Lorelei has a lot to say about the nature of humans and how we relate to our own work; how we can lose ourselves in it, and whether that really matters in the end. And while I had some gripes - the game is weirdly unforgiving when it comes to user-friendliness, for example, by failing to provide a 'back' button, or not allowing me to pull up the map quickly when I needed it - this is an experience I'm not going to forget in a hurry.

One more thing. If you can play this with someone else, it's definitely a good idea: our brains work differently, after all, and what is completely obtuse to one person can be painfully obvious to someone else. Grab a notepad and a pen. Save often. And also? Don't look up the answers if you can help it. It's so much more satisfying that way.

There are some games I look back on with a weird sense of sadness mixed in with joy and respect. I think it's the knowledge that I'll never get to experience these games again for the first time. I could play Lorelei all over again, but what would the point be?
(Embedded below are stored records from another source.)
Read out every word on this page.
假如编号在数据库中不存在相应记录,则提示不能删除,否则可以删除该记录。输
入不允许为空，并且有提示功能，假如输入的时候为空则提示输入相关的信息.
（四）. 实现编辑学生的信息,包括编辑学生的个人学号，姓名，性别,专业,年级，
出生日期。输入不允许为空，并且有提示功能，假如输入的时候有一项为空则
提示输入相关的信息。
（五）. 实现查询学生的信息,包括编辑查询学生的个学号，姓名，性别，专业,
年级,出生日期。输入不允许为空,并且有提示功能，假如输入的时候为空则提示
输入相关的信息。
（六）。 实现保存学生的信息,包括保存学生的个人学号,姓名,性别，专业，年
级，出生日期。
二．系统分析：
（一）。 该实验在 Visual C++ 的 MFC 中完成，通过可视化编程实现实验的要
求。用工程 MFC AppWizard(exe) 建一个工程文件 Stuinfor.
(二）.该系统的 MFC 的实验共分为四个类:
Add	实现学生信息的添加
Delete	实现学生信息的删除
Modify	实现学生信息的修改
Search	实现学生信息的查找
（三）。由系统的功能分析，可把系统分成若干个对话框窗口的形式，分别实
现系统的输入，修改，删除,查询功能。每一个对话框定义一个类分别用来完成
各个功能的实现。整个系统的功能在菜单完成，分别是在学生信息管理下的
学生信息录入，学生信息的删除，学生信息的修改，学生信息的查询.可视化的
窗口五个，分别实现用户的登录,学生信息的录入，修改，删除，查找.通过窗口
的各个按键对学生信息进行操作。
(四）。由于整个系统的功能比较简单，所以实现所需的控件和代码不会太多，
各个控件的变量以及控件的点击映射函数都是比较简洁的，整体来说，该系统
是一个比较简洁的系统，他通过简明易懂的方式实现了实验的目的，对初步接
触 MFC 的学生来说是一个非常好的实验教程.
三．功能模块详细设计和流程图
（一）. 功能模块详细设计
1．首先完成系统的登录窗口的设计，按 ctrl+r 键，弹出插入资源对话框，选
I have solved the mystery of the enigmatic hotel. It's a one-time experience, perhaps. There will be part of me that wishes I could go back and play it again with fresh eyes, I expect. I felt it when I finished The Return of the Obra Dinn, I felt it when I finished Everybody's Gone to the Rapture, and I felt it when I finished Lorelei and the Laser Eyes. I've been questioning myself about why these games meant so much to me. Is it my own personal experiences affecting the way I interacted with them? Is it because they each told a story in such a stunning and unexpected way that they were always going to be special no matter what?

Who knows. Either way, you should pick up Lorelei and the Laser Eyes. Let us have more games that break through our expectations. Let us have more games that don't fit neatly into the boxes we make for them.